JG: Well our design team loves working on it because at its core, Doodle Bear is about creativity. With the whole ‘doodle – wash – doodle again’ process, there’s so much you can do. It’s so fun for designers to work on because the sky’s the limit.
And on that, could Doodle Bear ever embrace licensing with characters or celebrity branded editions? Having watched The Mandalorian, I have visions of a Baby Yoda that you could doodle on…
DK: Well, Doodle Bear has never been done with another license. We’ve certainly thought about it numerous times, but what appeals about Doodle Bear to a toy manufacturer is that it is a basic creative concept. With licensed product, toy firms end up paying massive royalties to firms like Disney and the movie studios… While Doodle Bear is an amazing concept, it’s still a business and companies have to make money.
Doodle Bear is a really inexpensive toy for a toy company to make and there’s not a huge brand royalty attached to it. So while I like the idea, and it does lend itself to licences, there has been a financial component to why we’ve avoided that so far.
On the flip side, more toy brands are expanding beyond the toy aisle and licensing out into fashion and movies and even cooking shows if you look at Food Network’s recent deal with Hasbro for Candy Land show.
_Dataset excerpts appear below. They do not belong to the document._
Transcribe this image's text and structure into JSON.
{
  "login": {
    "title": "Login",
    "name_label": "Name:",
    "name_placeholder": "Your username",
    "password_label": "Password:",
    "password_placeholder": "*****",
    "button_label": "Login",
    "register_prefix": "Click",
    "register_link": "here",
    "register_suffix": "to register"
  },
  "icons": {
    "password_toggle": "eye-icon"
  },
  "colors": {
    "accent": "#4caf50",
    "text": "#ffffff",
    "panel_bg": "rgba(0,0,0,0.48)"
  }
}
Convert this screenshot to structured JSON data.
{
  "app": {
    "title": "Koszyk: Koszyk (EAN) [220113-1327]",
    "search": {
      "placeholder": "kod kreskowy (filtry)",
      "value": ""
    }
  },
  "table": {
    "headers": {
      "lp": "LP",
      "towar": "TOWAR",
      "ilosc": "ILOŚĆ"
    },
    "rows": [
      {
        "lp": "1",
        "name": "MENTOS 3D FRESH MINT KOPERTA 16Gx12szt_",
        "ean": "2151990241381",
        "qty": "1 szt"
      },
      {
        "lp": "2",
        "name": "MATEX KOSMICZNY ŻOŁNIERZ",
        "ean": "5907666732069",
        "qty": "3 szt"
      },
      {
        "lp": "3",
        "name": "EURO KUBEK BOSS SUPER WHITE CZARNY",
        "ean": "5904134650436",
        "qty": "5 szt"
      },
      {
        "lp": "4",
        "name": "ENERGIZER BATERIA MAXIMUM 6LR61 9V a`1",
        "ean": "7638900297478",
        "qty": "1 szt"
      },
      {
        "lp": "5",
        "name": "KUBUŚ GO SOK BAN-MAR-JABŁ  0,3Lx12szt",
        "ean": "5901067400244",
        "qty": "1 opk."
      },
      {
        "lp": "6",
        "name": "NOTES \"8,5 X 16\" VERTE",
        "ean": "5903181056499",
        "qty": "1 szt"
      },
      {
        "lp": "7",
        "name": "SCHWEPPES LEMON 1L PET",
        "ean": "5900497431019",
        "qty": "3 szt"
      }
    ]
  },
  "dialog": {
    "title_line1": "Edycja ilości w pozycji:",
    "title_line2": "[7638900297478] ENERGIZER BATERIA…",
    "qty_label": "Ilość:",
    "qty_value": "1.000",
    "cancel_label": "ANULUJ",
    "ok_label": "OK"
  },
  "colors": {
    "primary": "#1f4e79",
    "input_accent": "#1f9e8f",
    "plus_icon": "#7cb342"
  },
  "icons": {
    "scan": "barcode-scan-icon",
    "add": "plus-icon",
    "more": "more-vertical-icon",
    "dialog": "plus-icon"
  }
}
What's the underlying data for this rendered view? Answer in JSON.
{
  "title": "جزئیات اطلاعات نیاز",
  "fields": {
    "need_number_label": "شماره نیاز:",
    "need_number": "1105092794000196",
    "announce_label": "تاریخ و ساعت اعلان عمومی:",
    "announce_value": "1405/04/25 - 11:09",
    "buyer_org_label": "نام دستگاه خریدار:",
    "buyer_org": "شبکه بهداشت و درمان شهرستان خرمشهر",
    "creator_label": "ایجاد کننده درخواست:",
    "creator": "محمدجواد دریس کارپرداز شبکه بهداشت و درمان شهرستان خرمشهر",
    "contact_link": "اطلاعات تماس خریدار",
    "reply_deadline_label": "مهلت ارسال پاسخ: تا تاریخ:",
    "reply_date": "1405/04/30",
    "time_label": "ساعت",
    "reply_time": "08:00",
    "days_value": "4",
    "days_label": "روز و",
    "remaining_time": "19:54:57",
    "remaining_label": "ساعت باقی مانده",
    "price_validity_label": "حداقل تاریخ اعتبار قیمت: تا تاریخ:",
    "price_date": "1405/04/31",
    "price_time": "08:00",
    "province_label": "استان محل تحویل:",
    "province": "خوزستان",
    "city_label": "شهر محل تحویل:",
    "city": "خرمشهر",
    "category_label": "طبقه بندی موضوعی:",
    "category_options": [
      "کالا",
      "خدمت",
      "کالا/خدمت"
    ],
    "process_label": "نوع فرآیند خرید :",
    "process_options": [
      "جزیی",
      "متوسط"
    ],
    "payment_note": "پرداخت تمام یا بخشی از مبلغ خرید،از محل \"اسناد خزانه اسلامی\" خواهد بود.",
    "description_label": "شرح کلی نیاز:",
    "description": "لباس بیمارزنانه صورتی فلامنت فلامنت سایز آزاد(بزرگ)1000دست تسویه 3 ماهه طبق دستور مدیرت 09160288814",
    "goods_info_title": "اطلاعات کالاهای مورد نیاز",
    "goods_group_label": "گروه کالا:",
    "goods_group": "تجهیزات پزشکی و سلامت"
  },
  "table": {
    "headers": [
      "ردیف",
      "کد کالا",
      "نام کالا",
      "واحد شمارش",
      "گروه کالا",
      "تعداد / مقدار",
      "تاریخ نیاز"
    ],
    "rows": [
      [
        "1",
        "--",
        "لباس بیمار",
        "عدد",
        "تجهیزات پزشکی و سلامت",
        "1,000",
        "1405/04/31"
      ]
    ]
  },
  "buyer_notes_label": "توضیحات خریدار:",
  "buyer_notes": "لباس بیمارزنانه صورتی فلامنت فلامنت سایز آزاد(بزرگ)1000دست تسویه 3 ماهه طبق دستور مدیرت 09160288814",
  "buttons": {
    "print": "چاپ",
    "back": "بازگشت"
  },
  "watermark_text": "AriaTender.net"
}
Do you see potential for Doodle Bear to live in other industries?
JG: I definitely think there is potential elsewhere. It’s funny, with that licensing question, it was almost like you were in our brainstorm the other day! We were talking about doing collaborations with people, because it could be such a cool thing, even if it was only on a limited-edition basis.
DK: Yes, to get artists to do some special limited-edition Doodle Bears would be great.
Well it sounds like Julie’s on the case so we’ll look forward to seeing those! Guys, I’ve taken up so much of your time and I’m very grateful. To wrap up, we’re here talking about 25 years of Doodle Bear; what is the secret to its enduring success?
DK: I think the name is fantastic. Teddy bears will never go away and everyone is into doodling, so the name and branding has been great and is known by multiple generations.
SK: I think it’s also been the execution of it; the look and the feel and the core DNA of the product. We’ve been very lucky that it’s all been so good because, frankly, multiple people have tried to knock us off, but none of them ever went on to do anything.
DK: What’s unique about Doodle Bear is that most things kids doodle on are paper or colouring books. We created something you could doodle on, cuddle, wash and then doodle on again. It’s the combination of something you can doodle on and something you can cuddle that’s special.
And yes, there’s been other toys that you draw on, but our execution has been what’s set us apart; the colours, the design, the name. It’s a winning combination.
Well guys, thank you all so much for taking time out to talk. A big congrats on 25 years of Doodle Bear, and good luck with the continued TOMY partnership.